L’ANS contrôle le district d’Afrine, après l’avoir retiré des mains de l’Administration autonome du nord et de l’est de la Syrie en 2018, avec l’aide des forces armées turques. Elle contrôle également Ras al-Aïn et Tell Abyad, villes conquises en 2019, également avec l’aide de la Turquie. 

La Turquie est intervenue à ces deux occasions pour chasser les Unités de protection du peuple – YPG –, à majorité kurde, des zones chevauchant sa frontière sud.

Ankara considère les YPG, le contingent principal au sein des FDS, comme la filiale syrienne du Parti des travailleurs du Kurdistan, ou PKK, qui a mené une guérilla pendant plusieurs décennies contre l’État turc en vue de renforcer les droits politiques et culturels des Kurdes en Turquie.

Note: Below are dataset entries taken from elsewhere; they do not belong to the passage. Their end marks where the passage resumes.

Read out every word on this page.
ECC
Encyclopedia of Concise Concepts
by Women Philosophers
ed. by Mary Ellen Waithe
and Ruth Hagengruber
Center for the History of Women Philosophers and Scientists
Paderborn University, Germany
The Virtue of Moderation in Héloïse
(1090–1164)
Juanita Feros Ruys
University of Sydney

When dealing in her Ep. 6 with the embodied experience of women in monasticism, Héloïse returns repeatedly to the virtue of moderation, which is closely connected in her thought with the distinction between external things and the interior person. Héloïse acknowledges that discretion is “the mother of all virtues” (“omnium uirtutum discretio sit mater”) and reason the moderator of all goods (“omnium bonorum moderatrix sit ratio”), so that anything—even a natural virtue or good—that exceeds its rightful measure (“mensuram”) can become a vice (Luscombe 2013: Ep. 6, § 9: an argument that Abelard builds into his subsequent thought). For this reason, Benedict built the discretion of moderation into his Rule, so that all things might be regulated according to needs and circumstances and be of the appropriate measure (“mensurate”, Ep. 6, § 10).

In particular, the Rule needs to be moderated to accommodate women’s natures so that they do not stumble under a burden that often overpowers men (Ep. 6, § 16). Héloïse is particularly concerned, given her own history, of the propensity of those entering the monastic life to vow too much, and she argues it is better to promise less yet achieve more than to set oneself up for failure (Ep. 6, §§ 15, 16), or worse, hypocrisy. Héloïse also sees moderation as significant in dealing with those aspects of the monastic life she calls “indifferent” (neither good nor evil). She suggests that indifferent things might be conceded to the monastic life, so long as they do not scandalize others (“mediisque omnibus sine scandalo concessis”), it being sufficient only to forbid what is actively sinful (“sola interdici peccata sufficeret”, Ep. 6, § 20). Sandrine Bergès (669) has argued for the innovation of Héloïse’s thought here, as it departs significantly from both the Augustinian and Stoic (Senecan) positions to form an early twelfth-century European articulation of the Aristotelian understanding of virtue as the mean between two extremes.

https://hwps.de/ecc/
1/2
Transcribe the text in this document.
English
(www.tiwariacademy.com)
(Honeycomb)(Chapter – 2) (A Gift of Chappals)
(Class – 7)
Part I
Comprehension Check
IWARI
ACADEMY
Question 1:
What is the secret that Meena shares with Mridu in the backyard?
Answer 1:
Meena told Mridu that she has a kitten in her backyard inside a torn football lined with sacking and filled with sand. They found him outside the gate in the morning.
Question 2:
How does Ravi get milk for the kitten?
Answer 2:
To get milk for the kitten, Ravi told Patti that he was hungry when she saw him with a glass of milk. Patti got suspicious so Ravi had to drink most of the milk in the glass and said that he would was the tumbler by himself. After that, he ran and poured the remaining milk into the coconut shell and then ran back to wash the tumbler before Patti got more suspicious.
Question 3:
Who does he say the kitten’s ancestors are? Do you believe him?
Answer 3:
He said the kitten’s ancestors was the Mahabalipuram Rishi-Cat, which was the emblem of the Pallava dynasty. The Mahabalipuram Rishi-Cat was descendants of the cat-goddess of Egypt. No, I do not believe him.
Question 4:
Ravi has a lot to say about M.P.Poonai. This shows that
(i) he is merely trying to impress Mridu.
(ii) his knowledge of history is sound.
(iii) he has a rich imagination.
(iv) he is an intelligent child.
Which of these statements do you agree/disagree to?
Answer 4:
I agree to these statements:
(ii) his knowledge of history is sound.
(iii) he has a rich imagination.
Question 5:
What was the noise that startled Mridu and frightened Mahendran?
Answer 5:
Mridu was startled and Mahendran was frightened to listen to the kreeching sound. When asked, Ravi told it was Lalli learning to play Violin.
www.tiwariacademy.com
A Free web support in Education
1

L’ANS et le groupe Hayat Tahrir al-Cham abritent des extrémistes au sein de leurs rangs. Selon des sources locales, les militants restants de Daech se sont servis des zones sous le contrôle des forces rebelles pour se regrouper et éviter d’être repérés. 

En octobre de l’année dernière, un drone américain a tué Abdelhamid al-Matar, un haut responsable d’Al-Qaïda, à Soulouk, une ville de la province de Raqqa, aux mains de l’ANS. Quelques jours plus tard, un drone de la force aérienne de l’armée britannique a tué le fournisseur d’armes de Daech, Abouhamza al-Chouhail à Ras al-Aïn.

en bref

  • Le 20 janvier, des militants de Daech mènent une attaque contre la prison d’Al-Sinaa au nord-est de la Syrie.
  • Trois cent soixante-quatorze militants, soixante-dix-sept membres du personnel pénitentiaire, quarante membres des Forces démocratiques syriennes et quatre civils auraient été tués lors de l’attaque.

En octobre 2019, quelques mois seulement après la défaite du groupe à Baghouz, l’ancien chef de Daech et calife, Aboubakr al-Baghdadi, est retrouvé dans le village de Baricha, dans une zone d’Idlib contrôlée par le groupe Hayat Tahrir al-Cham. Il préfère se donner la mort, ainsi que trois de ses enfants, avec une ceinture d’explosifs, plutôt que de se rendre aux forces spéciales américaines.

Quelques semaines seulement après l’attaque de janvier contre la prison d’Al-Sinaa, les FDS et les forces spéciales américaines retrouvent la trace du successeur d’Al-Baghdadi, Abouibrahim al-Qourachi, dans la ville d’Atma, également à Idlib. Au cours de l’opération, Al-Qourachi fait exploser une bombe, se tuant ainsi que sa famille.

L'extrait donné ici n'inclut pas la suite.